My comment was mostly about focus. Nokia has one single problem: they need to build phones people actually want. They have to develop the phones people will want in 2012 right now so they are shipping and working very well (Apple's iPhone has somewhat raised expectations) in 2012.

Elop used the burning platform metaphor. If it's burning, the sole focus of the whole company should be on building a new one.

A new corporate font is not a competitive advantage, will not make whatever new platform they build with WP7 more attractive to end users and is, thus, a waste of time and resources. The cost of having a font designed is tiny when compared to the cost of reformulating the visual identity of the company, something that's bound to happen.

Marketing should worry about selling as many current phones as possible and nothing else.

I can't see how a new corporate font fits in this panorama.


It doesn't.


Then why do it? If that's not a focus problem, I don't know what would be.


Because whether or not you like the fact that they chose WP7, they still have to publish many thousands of slicks this year, and they still have to have a website, and it may be worth it to have a coherent visual identity across all of them.

Your take on this baffles me. It's like you think the only functions in a multi-billion dollar company are the ones nerds care about.

The Bengals have crappy-looking helmets. They are also a crappy team. They should fix the helmets. Also the team. But the two don't really have a lot to do with each other; the Bengels still bring in millions of dollars, despite losing all the time. Meanwhile, let's make sure we're talking about the helmets when we mean to talk about the helmets, and the teams when we mean to talk about the teams. Because people make fun of people who judge football teams by their helmets.


> Because whether or not you like the fact that they chose WP7

Nice straw man. My argument is platform neutral. Nokia should focus on building phones it can sell. I would question their sanity even if they had chosen Android.

> It's like you think the only functions in a multi-billion dollar company are the ones nerds care about.

No. Their only function is to create value for shareholders.

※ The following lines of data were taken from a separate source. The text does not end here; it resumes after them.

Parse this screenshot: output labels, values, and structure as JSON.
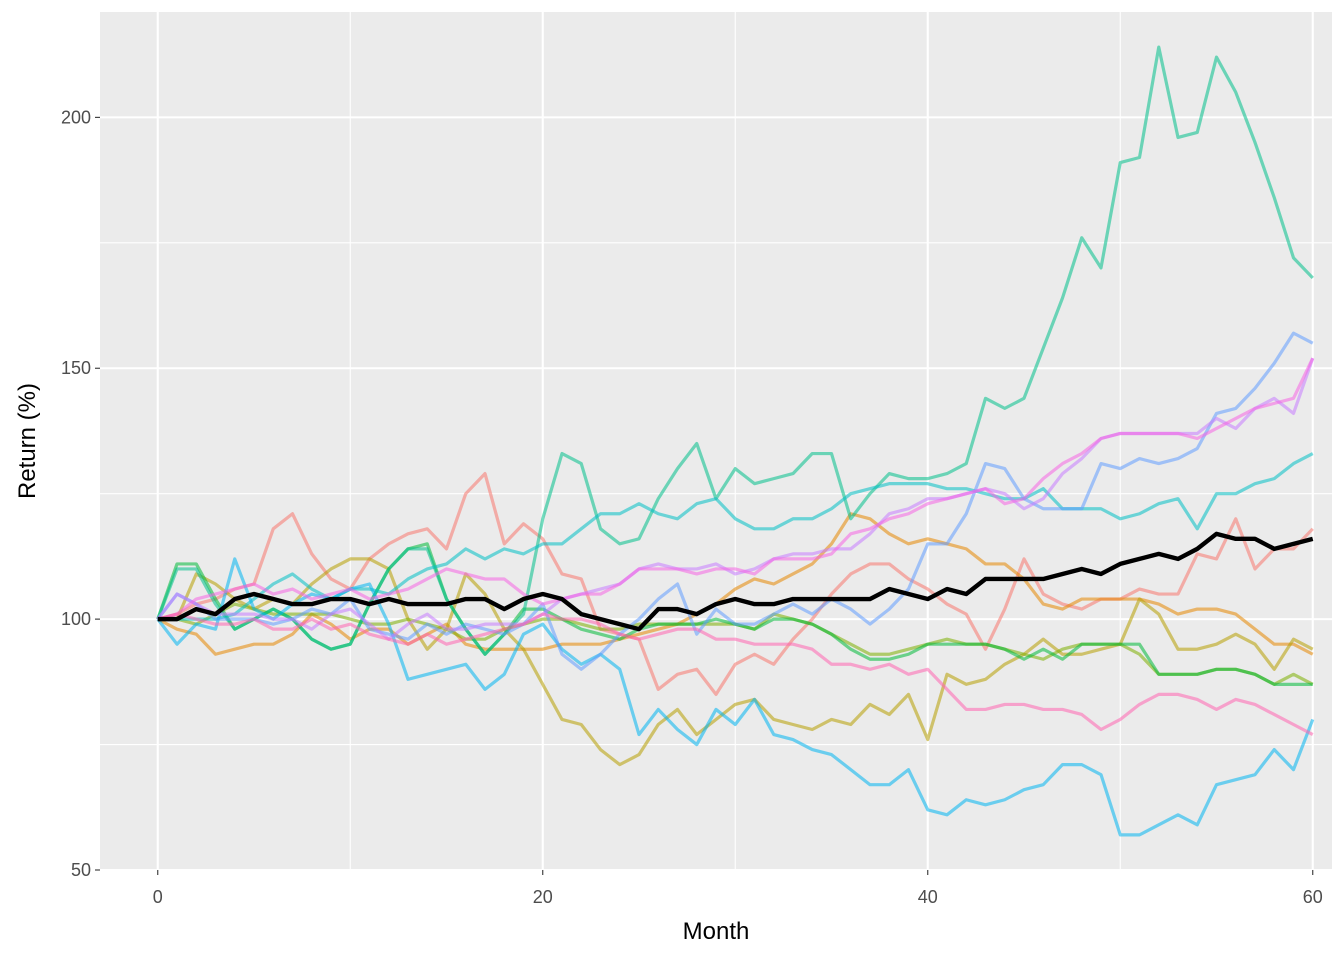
{
  "chart_data": {
    "type": "line",
    "title": "",
    "xlabel": "Month",
    "ylabel": "Return (%)",
    "xlim": [
      -3,
      61
    ],
    "ylim": [
      50,
      221
    ],
    "x_ticks": [
      0,
      20,
      40,
      60
    ],
    "x_tick_labels": [
      "0",
      "20",
      "40",
      "60"
    ],
    "y_ticks": [
      50,
      100,
      150,
      200
    ],
    "y_tick_labels": [
      "50",
      "100",
      "150",
      "200"
    ],
    "grid": true,
    "legend": "none",
    "background": "#ebebeb",
    "gridline_color": "#ffffff",
    "series": [
      {
        "color": "#f8766d",
        "values": [
          100,
          101,
          103,
          104,
          106,
          107,
          118,
          121,
          113,
          108,
          106,
          112,
          115,
          117,
          118,
          114,
          125,
          129,
          115,
          119,
          116,
          109,
          108,
          98,
          97,
          96,
          86,
          89,
          90,
          85,
          91,
          93,
          91,
          96,
          100,
          105,
          109,
          111,
          111,
          108,
          106,
          103,
          101,
          94,
          102,
          112,
          105,
          103,
          102,
          104,
          104,
          106,
          105,
          105,
          113,
          112,
          120,
          110,
          114,
          114,
          118
        ]
      },
      {
        "color": "#e58700",
        "values": [
          100,
          98,
          97,
          93,
          94,
          95,
          95,
          97,
          101,
          99,
          96,
          98,
          98,
          95,
          97,
          99,
          95,
          94,
          94,
          94,
          94,
          95,
          95,
          95,
          96,
          97,
          98,
          99,
          101,
          103,
          106,
          108,
          107,
          109,
          111,
          115,
          121,
          120,
          117,
          115,
          116,
          115,
          114,
          111,
          111,
          108,
          103,
          102,
          104,
          104,
          104,
          104,
          103,
          101,
          102,
          102,
          101,
          98,
          95,
          95,
          93
        ]
      },
      {
        "color": "#b79f00",
        "values": [
          100,
          100,
          109,
          107,
          104,
          102,
          104,
          103,
          107,
          110,
          112,
          112,
          110,
          100,
          94,
          98,
          109,
          105,
          98,
          94,
          87,
          80,
          79,
          74,
          71,
          73,
          79,
          82,
          77,
          80,
          83,
          84,
          80,
          79,
          78,
          80,
          79,
          83,
          81,
          85,
          76,
          89,
          87,
          88,
          91,
          93,
          96,
          93,
          93,
          94,
          95,
          104,
          101,
          94,
          94,
          95,
          97,
          95,
          90,
          96,
          94
        ]
      },
      {
        "color": "#7cae00",
        "values": [
          100,
          100,
          99,
          101,
          103,
          102,
          101,
          101,
          101,
          101,
          100,
          99,
          99,
          100,
          99,
          98,
          96,
          96,
          98,
          99,
          100,
          100,
          99,
          98,
          98,
          99,
          99,
          99,
          99,
          99,
          99,
          98,
          101,
          100,
          99,
          97,
          95,
          93,
          93,
          94,
          95,
          96,
          95,
          95,
          94,
          93,
          92,
          94,
          95,
          95,
          95,
          93,
          89,
          89,
          89,
          90,
          90,
          89,
          87,
          89,
          87
        ]
      },
      {
        "color": "#00ba38",
        "values": [
          100,
          111,
          111,
          104,
          98,
          100,
          102,
          100,
          96,
          94,
          95,
          103,
          110,
          114,
          115,
          104,
          98,
          93,
          97,
          102,
          102,
          100,
          98,
          97,
          96,
          98,
          99,
          99,
          99,
          100,
          99,
          98,
          100,
          100,
          99,
          97,
          94,
          92,
          92,
          93,
          95,
          95,
          95,
          95,
          94,
          92,
          94,
          92,
          95,
          95,
          95,
          95,
          89,
          89,
          89,
          90,
          90,
          89,
          87,
          87,
          87
        ]
      },
      {
        "color": "#00c08b",
        "values": [
          100,
          110,
          110,
          103,
          98,
          100,
          102,
          100,
          96,
          94,
          95,
          103,
          110,
          114,
          114,
          104,
          98,
          93,
          97,
          101,
          120,
          133,
          131,
          118,
          115,
          116,
          124,
          130,
          135,
          124,
          130,
          127,
          128,
          129,
          133,
          133,
          120,
          125,
          129,
          128,
          128,
          129,
          131,
          144,
          142,
          144,
          154,
          164,
          176,
          170,
          191,
          192,
          214,
          196,
          197,
          212,
          205,
          195,
          184,
          172,
          168
        ]
      },
      {
        "color": "#00bfc4",
        "values": [
          100,
          100,
          100,
          100,
          101,
          104,
          107,
          109,
          106,
          104,
          106,
          106,
          105,
          108,
          110,
          111,
          114,
          112,
          114,
          113,
          115,
          115,
          118,
          121,
          121,
          123,
          121,
          120,
          123,
          124,
          120,
          118,
          118,
          120,
          120,
          122,
          125,
          126,
          127,
          127,
          127,
          126,
          126,
          125,
          124,
          124,
          126,
          122,
          122,
          122,
          120,
          121,
          123,
          124,
          118,
          125,
          125,
          127,
          128,
          131,
          133
        ]
      },
      {
        "color": "#00b4f0",
        "values": [
          100,
          95,
          99,
          98,
          112,
          102,
          100,
          103,
          105,
          104,
          106,
          107,
          99,
          88,
          89,
          90,
          91,
          86,
          89,
          97,
          99,
          94,
          91,
          93,
          90,
          77,
          82,
          78,
          75,
          82,
          79,
          84,
          77,
          76,
          74,
          73,
          70,
          67,
          67,
          70,
          62,
          61,
          64,
          63,
          64,
          66,
          67,
          71,
          71,
          69,
          57,
          57,
          59,
          61,
          59,
          67,
          68,
          69,
          74,
          70,
          80
        ]
      },
      {
        "color": "#619cff",
        "values": [
          100,
          105,
          103,
          100,
          100,
          100,
          99,
          100,
          102,
          101,
          104,
          98,
          97,
          96,
          99,
          97,
          99,
          98,
          97,
          99,
          103,
          93,
          90,
          93,
          97,
          100,
          104,
          107,
          97,
          102,
          99,
          99,
          101,
          103,
          101,
          104,
          102,
          99,
          102,
          106,
          115,
          115,
          121,
          131,
          130,
          124,
          122,
          122,
          122,
          131,
          130,
          132,
          131,
          132,
          134,
          141,
          142,
          146,
          151,
          157,
          155
        ]
      },
      {
        "color": "#c77cff",
        "values": [
          100,
          105,
          103,
          101,
          101,
          101,
          100,
          100,
          98,
          101,
          102,
          99,
          96,
          99,
          101,
          98,
          98,
          99,
          99,
          99,
          101,
          104,
          105,
          106,
          107,
          110,
          111,
          110,
          110,
          111,
          109,
          110,
          112,
          113,
          113,
          114,
          114,
          117,
          121,
          122,
          124,
          124,
          125,
          126,
          125,
          122,
          124,
          129,
          132,
          136,
          137,
          137,
          137,
          137,
          137,
          140,
          138,
          142,
          144,
          141,
          152
        ]
      },
      {
        "color": "#f564e3",
        "values": [
          100,
          101,
          104,
          105,
          106,
          107,
          105,
          106,
          104,
          105,
          106,
          104,
          105,
          106,
          108,
          110,
          109,
          108,
          108,
          105,
          103,
          104,
          105,
          105,
          107,
          110,
          110,
          110,
          109,
          110,
          110,
          109,
          112,
          112,
          112,
          113,
          117,
          118,
          120,
          121,
          123,
          124,
          125,
          126,
          123,
          124,
          128,
          131,
          133,
          136,
          137,
          137,
          137,
          137,
          136,
          138,
          140,
          142,
          143,
          144,
          152
        ]
      },
      {
        "color": "#ff64b0",
        "values": [
          100,
          101,
          100,
          99,
          99,
          100,
          98,
          98,
          100,
          98,
          99,
          97,
          96,
          95,
          97,
          95,
          96,
          97,
          98,
          99,
          101,
          100,
          100,
          99,
          97,
          96,
          97,
          98,
          98,
          96,
          96,
          95,
          95,
          95,
          94,
          91,
          91,
          90,
          91,
          89,
          90,
          86,
          82,
          82,
          83,
          83,
          82,
          82,
          81,
          78,
          80,
          83,
          85,
          85,
          84,
          82,
          84,
          83,
          81,
          79,
          77
        ]
      },
      {
        "color": "#000000",
        "width": 4.4,
        "opacity": 1,
        "values": [
          100,
          100,
          102,
          101,
          104,
          105,
          104,
          103,
          103,
          104,
          104,
          103,
          104,
          103,
          103,
          103,
          104,
          104,
          102,
          104,
          105,
          104,
          101,
          100,
          99,
          98,
          102,
          102,
          101,
          103,
          104,
          103,
          103,
          104,
          104,
          104,
          104,
          104,
          106,
          105,
          104,
          106,
          105,
          108,
          108,
          108,
          108,
          109,
          110,
          109,
          111,
          112,
          113,
          112,
          114,
          117,
          116,
          116,
          114,
          115,
          116
        ]
      }
    ]
  }
}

Your analogy is flawed. Nokia has not a visual identity (or helmet) problem - quite the contrary - their phones look good, their printed materials and website look good. They have a product roadmap problem. S60 seems inadequate for current smartphone standards, which is tragic, because all things point to a smartphone-only market in a couple years. S40 is even more doomed in that scenario and MeeGo was going nowhere. They chose to go with WP7 and it will be hard enough to pull that off (it would be had they chosen Android, WebOS, MiraclePhoneOS or a mutant Symbian from an alternate future).

And yet, they decide to change their visual identity.

It's like Twitter, in the fail-whale days, deciding their problem was their logo and changing it to a green octopus instead of solving their scaling problem. Because, after all, cool logos are what sells stuff.


Troll.


Thanks, Thomas, for your candid feedback. I see we hold each other in similar high esteem.


I have difficulty making this call myself because of confirmation bias.